И что же ты думаешь? Дала она мне хотя бы два слова сказать? Я ей успел только: "Слыхал, говорю я, Федосья, об несчастье твоем кровном, и вот надо нам с тобой помириться благодаря судьбе..." А она как заорет: "Так ты теперь, орет, на мое несчастье да свои лапы расставил, чтоб у меня мою имущество заграбастать? Так ты на то понадеялся, что раз муж мой зарытый, так это уж опять же твое стало?
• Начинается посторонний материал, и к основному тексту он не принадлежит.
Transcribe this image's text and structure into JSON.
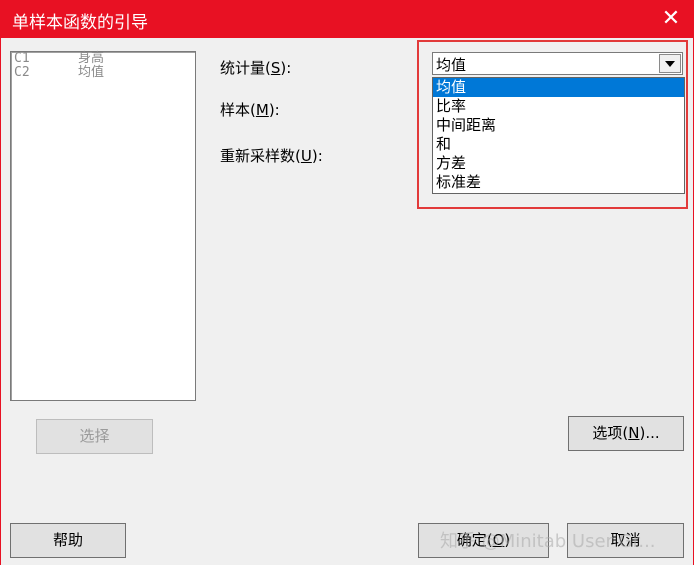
{
  "window": {
    "title": "单样本函数的引导",
    "close_glyph": "✕"
  },
  "variables": [
    {
      "col": "C1",
      "name": "身高"
    },
    {
      "col": "C2",
      "name": "均值"
    }
  ],
  "fields": {
    "statistic": {
      "label_pre": "统计量(",
      "accel": "S",
      "label_post": "):",
      "value": "均值"
    },
    "sample": {
      "label_pre": "样本(",
      "accel": "M",
      "label_post": "):"
    },
    "resample": {
      "label_pre": "重新采样数(",
      "accel": "U",
      "label_post": "):"
    }
  },
  "dropdown_options": [
    "均值",
    "比率",
    "中间距离",
    "和",
    "方差",
    "标准差"
  ],
  "dropdown_selected": "均值",
  "buttons": {
    "select": "选择",
    "options_pre": "选项(",
    "options_accel": "N",
    "options_post": ")...",
    "help": "帮助",
    "ok_pre": "确定(",
    "ok_accel": "O",
    "ok_post": ")",
    "cancel": "取消"
  },
  "watermark": "知乎 @Minitab User Gr...",
  "colors": {
    "titlebar": "#e81123",
    "selection": "#0078d7",
    "highlight_box": "#e23a3a"
  }
}
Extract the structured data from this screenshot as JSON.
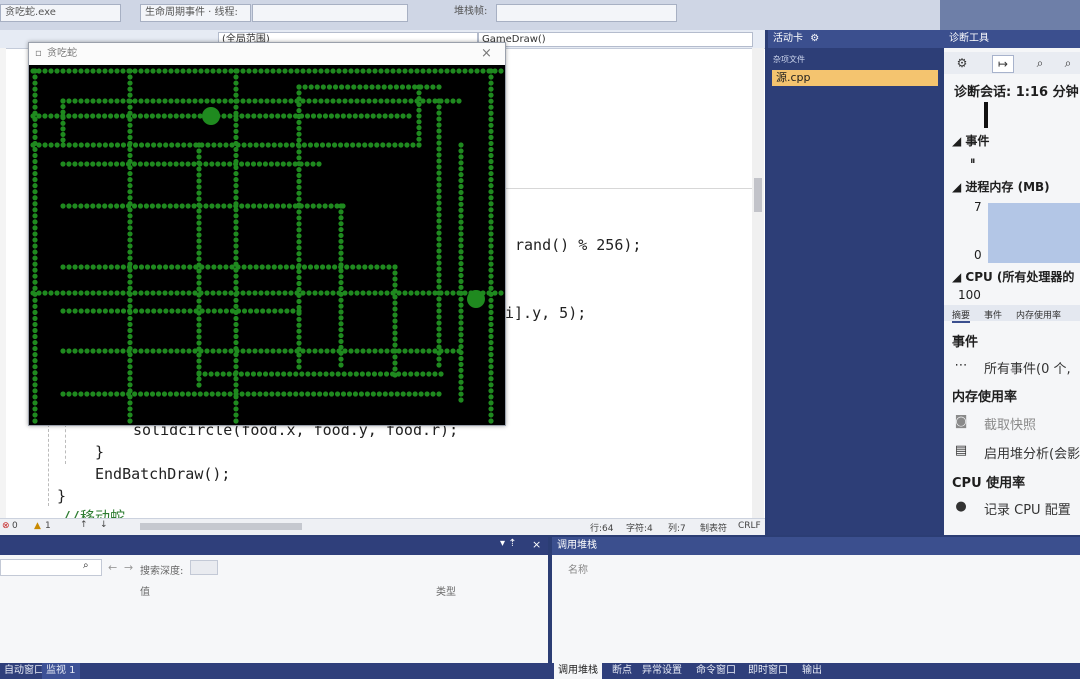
{
  "toolbar": {
    "exe_label": "贪吃蛇.exe",
    "event_filter": "生命周期事件 · 线程:",
    "stack_frame": "堆栈帧:"
  },
  "editor": {
    "scope_dropdown": "(全局范围)",
    "function_dropdown": "GameDraw()",
    "code_lines": {
      "l1": "rand() % 256);",
      "l2": "i].y, 5);",
      "l3": "solidcircle(food.x, food.y, food.r);",
      "l4": "}",
      "l5": "EndBatchDraw();",
      "l6": "}",
      "l7": "//移动蛇"
    },
    "status": {
      "errors": "0",
      "warnings": "1",
      "line": "行:64",
      "char": "字符:4",
      "col": "列:7",
      "tabs": "制表符",
      "eol": "CRLF"
    }
  },
  "game_window": {
    "title": "贪吃蛇",
    "close": "×"
  },
  "tabs_panel": {
    "title": "活动卡",
    "subtitle": "杂项文件",
    "file": "源.cpp"
  },
  "diagnostics": {
    "title": "诊断工具",
    "session": "诊断会话: 1:16 分钟",
    "events_section": "事件",
    "memory_section": "进程内存 (MB)",
    "mem_max": "7",
    "mem_min": "0",
    "cpu_section": "CPU (所有处理器的",
    "cpu_max": "100",
    "tabs": [
      "摘要",
      "事件",
      "内存使用率"
    ],
    "summary_events": "事件",
    "all_events": "所有事件(0 个,",
    "memory_usage": "内存使用率",
    "snapshot": "截取快照",
    "heap_analysis": "启用堆分析(会影",
    "cpu_usage": "CPU 使用率",
    "record_cpu": "记录 CPU 配置"
  },
  "bottom_left": {
    "search_label": "搜索深度:",
    "col_name": "值",
    "col_type": "类型"
  },
  "bottom_right": {
    "title": "调用堆栈",
    "col_name": "名称"
  },
  "bottom_tabs": {
    "left": [
      "自动窗口",
      "监视 1"
    ],
    "right": [
      "调用堆栈",
      "断点",
      "异常设置",
      "命令窗口",
      "即时窗口",
      "输出"
    ]
  },
  "colors": {
    "game_grid": "#1f8a1f",
    "game_bg": "#000000",
    "accent": "#f4c46f"
  }
}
Так ты думаешь, как теперь власти нет, тебе это позволится?" Одним словом, разное-подобное... А пришла же она с доенкой, молозиво принесла, и доенка же эта у нее в левой руке была, пока она все кричала, а как кричать перестала, она эту доенку в правую руку да молозивом в меня – на пальто, на шапку-каракуль, как она у меня была в руках, и, конечно, все мне лицо залила... Во какая баба подлая оказалась... Раз такое дело, конечно, всякий человек драться должен кинуться... Я, разумеется: "Подлая!" – да на нее, а она ж меня, как ведро у нее все в руках оставалось, ведром этим, доенкой, в голову... Я и упал.
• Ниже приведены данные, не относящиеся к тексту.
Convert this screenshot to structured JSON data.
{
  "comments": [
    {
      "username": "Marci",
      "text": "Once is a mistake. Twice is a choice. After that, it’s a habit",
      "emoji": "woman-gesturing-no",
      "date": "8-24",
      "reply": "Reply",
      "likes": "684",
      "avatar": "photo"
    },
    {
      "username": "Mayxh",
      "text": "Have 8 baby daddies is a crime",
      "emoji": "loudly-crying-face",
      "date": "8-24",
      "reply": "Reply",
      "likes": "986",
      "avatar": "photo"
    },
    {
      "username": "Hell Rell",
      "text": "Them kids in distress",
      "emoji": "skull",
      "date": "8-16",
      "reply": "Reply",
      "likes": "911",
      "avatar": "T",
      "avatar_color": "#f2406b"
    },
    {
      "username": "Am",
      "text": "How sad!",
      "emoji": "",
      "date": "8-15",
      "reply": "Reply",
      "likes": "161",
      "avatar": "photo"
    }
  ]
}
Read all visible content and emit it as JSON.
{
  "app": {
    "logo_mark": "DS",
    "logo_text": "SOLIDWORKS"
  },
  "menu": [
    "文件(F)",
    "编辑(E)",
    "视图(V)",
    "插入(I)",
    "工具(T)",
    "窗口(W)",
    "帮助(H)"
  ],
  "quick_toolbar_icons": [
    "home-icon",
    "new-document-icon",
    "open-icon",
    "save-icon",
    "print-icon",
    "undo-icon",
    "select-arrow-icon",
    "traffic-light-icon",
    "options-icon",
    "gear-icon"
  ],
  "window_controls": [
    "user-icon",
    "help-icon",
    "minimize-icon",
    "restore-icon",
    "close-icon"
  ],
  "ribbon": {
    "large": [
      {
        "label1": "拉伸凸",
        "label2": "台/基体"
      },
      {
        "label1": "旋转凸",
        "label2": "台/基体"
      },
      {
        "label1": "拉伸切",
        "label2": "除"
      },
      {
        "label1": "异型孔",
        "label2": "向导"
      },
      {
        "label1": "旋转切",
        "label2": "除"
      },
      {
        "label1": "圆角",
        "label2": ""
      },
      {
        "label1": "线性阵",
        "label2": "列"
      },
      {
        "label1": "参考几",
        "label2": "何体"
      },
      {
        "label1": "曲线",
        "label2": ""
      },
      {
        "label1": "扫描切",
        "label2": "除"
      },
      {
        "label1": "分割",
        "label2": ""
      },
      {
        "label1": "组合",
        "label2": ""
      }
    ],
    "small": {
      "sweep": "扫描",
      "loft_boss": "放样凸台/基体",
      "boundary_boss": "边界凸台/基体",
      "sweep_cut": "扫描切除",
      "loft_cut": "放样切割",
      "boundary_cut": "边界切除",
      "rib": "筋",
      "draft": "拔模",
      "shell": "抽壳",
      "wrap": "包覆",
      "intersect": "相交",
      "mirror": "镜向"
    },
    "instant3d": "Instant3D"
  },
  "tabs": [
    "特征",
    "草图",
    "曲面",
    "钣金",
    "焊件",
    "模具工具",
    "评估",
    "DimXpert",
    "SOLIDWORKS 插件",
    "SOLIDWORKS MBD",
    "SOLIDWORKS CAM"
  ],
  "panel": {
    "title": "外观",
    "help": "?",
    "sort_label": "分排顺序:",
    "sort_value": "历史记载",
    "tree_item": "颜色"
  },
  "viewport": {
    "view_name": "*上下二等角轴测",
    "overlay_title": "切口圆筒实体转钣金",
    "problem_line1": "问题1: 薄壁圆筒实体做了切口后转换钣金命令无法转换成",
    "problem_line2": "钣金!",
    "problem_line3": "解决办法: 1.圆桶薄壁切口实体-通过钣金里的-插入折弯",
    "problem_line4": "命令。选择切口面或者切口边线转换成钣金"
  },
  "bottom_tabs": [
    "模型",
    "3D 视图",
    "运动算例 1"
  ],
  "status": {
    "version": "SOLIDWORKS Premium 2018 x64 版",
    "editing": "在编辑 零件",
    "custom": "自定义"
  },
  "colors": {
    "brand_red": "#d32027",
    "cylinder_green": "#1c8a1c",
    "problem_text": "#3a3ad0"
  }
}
А дело уж к вечеру было: я нарочно так время выбрал, чтобы зря не ходить, а ее чтобы дома застать. Утром же пойди – глядишь, на базаре она или где, а уж к вечеру все бабы, конечно, дома бывают... И так уж зимний день он какой: нистожный – свету от него много не бывает, а вечером и тем более чуть-чуть, а тут, как упал я, глаза мне совсем заметило, и дальше уж я не помню, били они меня вдвоем с девкой этой здоровой или нет, – в этом врать не хочу. А должно быть, как лежал я на полу без чувств всяких, то они вдвоем темноты дождались, да меня на улицу вынесли, а пальто с меня сняли и шапку тоже, как она чистый каракуль была, и сейчас ее купить если – полтораста рублей отдай.